If a business has access to a customer's friends and connections, maybe through social media or something else, how can they take advantage of that?

You know, just having a list of your customers' friends and their email addresses isn't really all that powerful, and the reason for that is you don't have a relationship with them yet. It doesn't work as well to just message people out of the blue, because they're going to be like, "Oh great, another message from some entity or business I have no relationship with."

What you want to do is understand that you've got a set of customers who trust you, and you've got a set of friends who trust them. Use these relationships to help the friends achieve something they want. In our experience, it's really about making it easy for customers to identify which of their friends would need your product or service, and making it easy for them to make that referral.

What types of products have you found work best with referral campaigns? What types of products don't work as well?

There are a few characteristics for products that do well. One is highly visible products, which tend to be referred more. For example, something like e-cigarettes or shoes—when you use those products, they're very visible. Often you're with friends. They may say something like, "Hey, that looks good. Where'd you get it?" That's the point at which the advocate is made aware that they could help a friend who has that need, and so that's when that referral gets made.

The other characteristic I would point out is products that are bought more regularly. Any product that's consumed and bought every week or every month is going to get referred a lot more than, say, a mattress, which you might buy every couple of years. We've found that referrals happen most when a customer finds a friend who could need a particular product, and it's more likely that they’ll find a friend who could need a product when that product is consumed at a faster rate. Basically, when a product is consumed at a faster rate, that referral is also going to happen at a faster rate.

 

What patterns do you see emerging in ecommerce that you think will continue to develop in 2016?

The social influence in commerce has always been there, even before the internet. You consult with friends before making a purchase—that's always been a part of how commerce works. What we’re seeing now, and this has been evolving for a while, is that it's becoming easier and easier to confer with friends even if they are not physically close to you. Whether it's through the internet, instant messaging, the proliferation of chat apps, it's much easier now to talk to friends before making a purchase, and that's making the social aspect of commerce grow a lot faster.

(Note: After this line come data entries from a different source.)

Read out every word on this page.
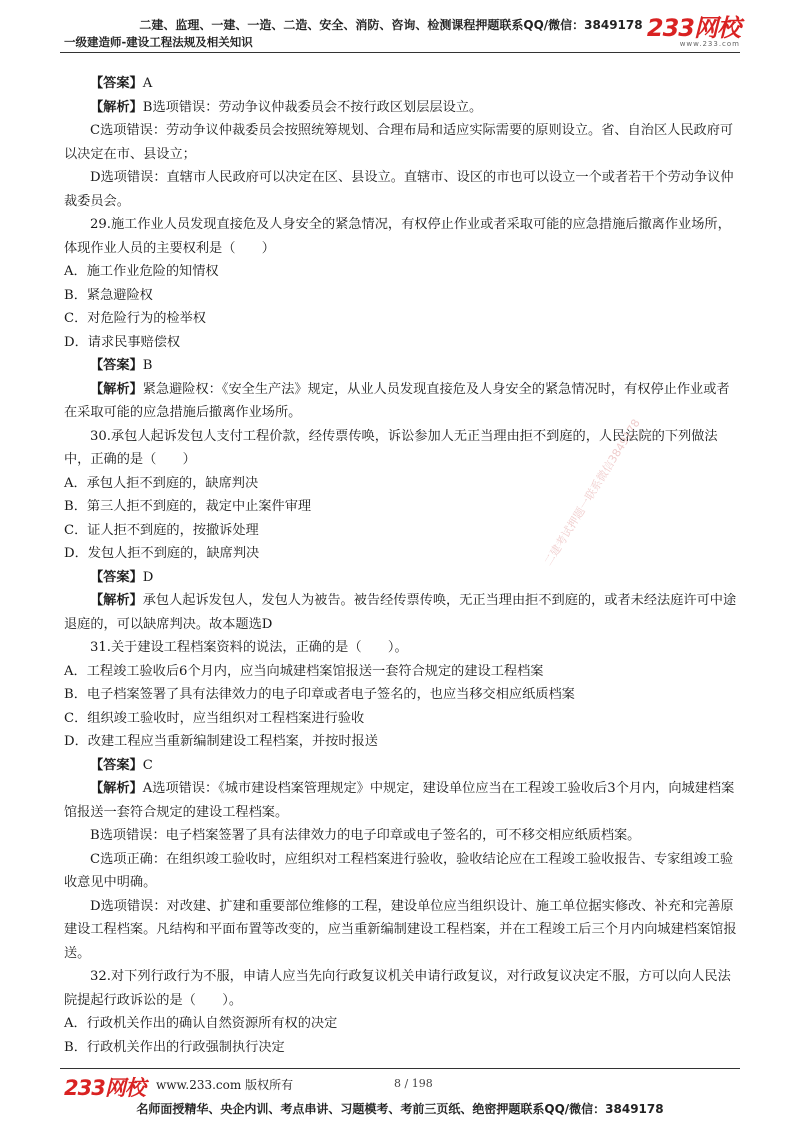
二建、监理、一建、一造、二造、安全、消防、咨询、检测课程押题联系QQ/微信：3849178
一级建造师-建设工程法规及相关知识	233网校
www.233.com

【答案】A

【解析】B选项错误：劳动争议仲裁委员会不按行政区划层层设立。

C选项错误：劳动争议仲裁委员会按照统筹规划、合理布局和适应实际需要的原则设立。省、自治区人民政府可以决定在市、县设立；

D选项错误：直辖市人民政府可以决定在区、县设立。直辖市、设区的市也可以设立一个或者若干个劳动争议仲裁委员会。

29.施工作业人员发现直接危及人身安全的紧急情况，有权停止作业或者采取可能的应急措施后撤离作业场所，体现作业人员的主要权利是（　　）

A．施工作业危险的知情权

B．紧急避险权

C．对危险行为的检举权

D．请求民事赔偿权

【答案】B

【解析】紧急避险权：《安全生产法》规定，从业人员发现直接危及人身安全的紧急情况时，有权停止作业或者在采取可能的应急措施后撤离作业场所。

30.承包人起诉发包人支付工程价款，经传票传唤，诉讼参加人无正当理由拒不到庭的，人民法院的下列做法中，正确的是（　　）

A．承包人拒不到庭的，缺席判决

B．第三人拒不到庭的，裁定中止案件审理

C．证人拒不到庭的，按撤诉处理

D．发包人拒不到庭的，缺席判决

【答案】D

【解析】承包人起诉发包人，发包人为被告。被告经传票传唤，无正当理由拒不到庭的，或者未经法庭许可中途退庭的，可以缺席判决。故本题选D

31.关于建设工程档案资料的说法，正确的是（　　）。

A．工程竣工验收后6个月内，应当向城建档案馆报送一套符合规定的建设工程档案

B．电子档案签署了具有法律效力的电子印章或者电子签名的，也应当移交相应纸质档案

C．组织竣工验收时，应当组织对工程档案进行验收

D．改建工程应当重新编制建设工程档案，并按时报送

【答案】C

【解析】A选项错误：《城市建设档案管理规定》中规定，建设单位应当在工程竣工验收后3个月内，向城建档案馆报送一套符合规定的建设工程档案。

B选项错误：电子档案签署了具有法律效力的电子印章或电子签名的，可不移交相应纸质档案。

C选项正确：在组织竣工验收时，应组织对工程档案进行验收，验收结论应在工程竣工验收报告、专家组竣工验收意见中明确。

D选项错误：对改建、扩建和重要部位维修的工程，建设单位应当组织设计、施工单位据实修改、补充和完善原建设工程档案。凡结构和平面布置等改变的，应当重新编制建设工程档案，并在工程竣工后三个月内向城建档案馆报送。

32.对下列行政行为不服，申请人应当先向行政复议机关申请行政复议，对行政复议决定不服，方可以向人民法院提起行政诉讼的是（　　）。

A．行政机关作出的确认自然资源所有权的决定

B．行政机关作出的行政强制执行决定

二建考试押题一联系微信3849178
233网校 www.233.com 版权所有	8 / 198
名师面授精华、央企内训、考点串讲、习题模考、考前三页纸、绝密押题联系QQ/微信：3849178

We’ve also seen people saying that 2016 will be the year of "conversational commerce." Basically, as a customer, you're in all these chat rooms and chat apps all the time, and it's going to become more common to have the businesses you buy from on those chat apps as well. Instead of getting an email after making a purchase, you might see a business become your friend on Facebook Messenger or WhatsApp, and the way you'd communicate with them is through that chat app instead of email.

 

What's your best piece of advice for ecommerce merchants—specifically those who might just be starting out with an online store?

I think by far the most important thing is what I touched on earlier—really understanding the fundamental value proposition of your business. Why do your customers buy from you? You might be selling shoes just like three other different brands or stores, but the reason customers buy from you is that they want to show off something about their identity, they want to show that they care about the environment, they want to show that they care about their family. You should understand the reason in your customers' minds for wanting to buy from you.

Once you have your fundamental value proposition nailed down, you should craft all your messaging and the entire experience around that, whether it's what copy you use or what tones you use in your referral emails, your email newsletter, what you put on your website, etc. If you can understand that value proposition and what makes you different from another store, even if you sell the same type of product, everything in your business will grow from there.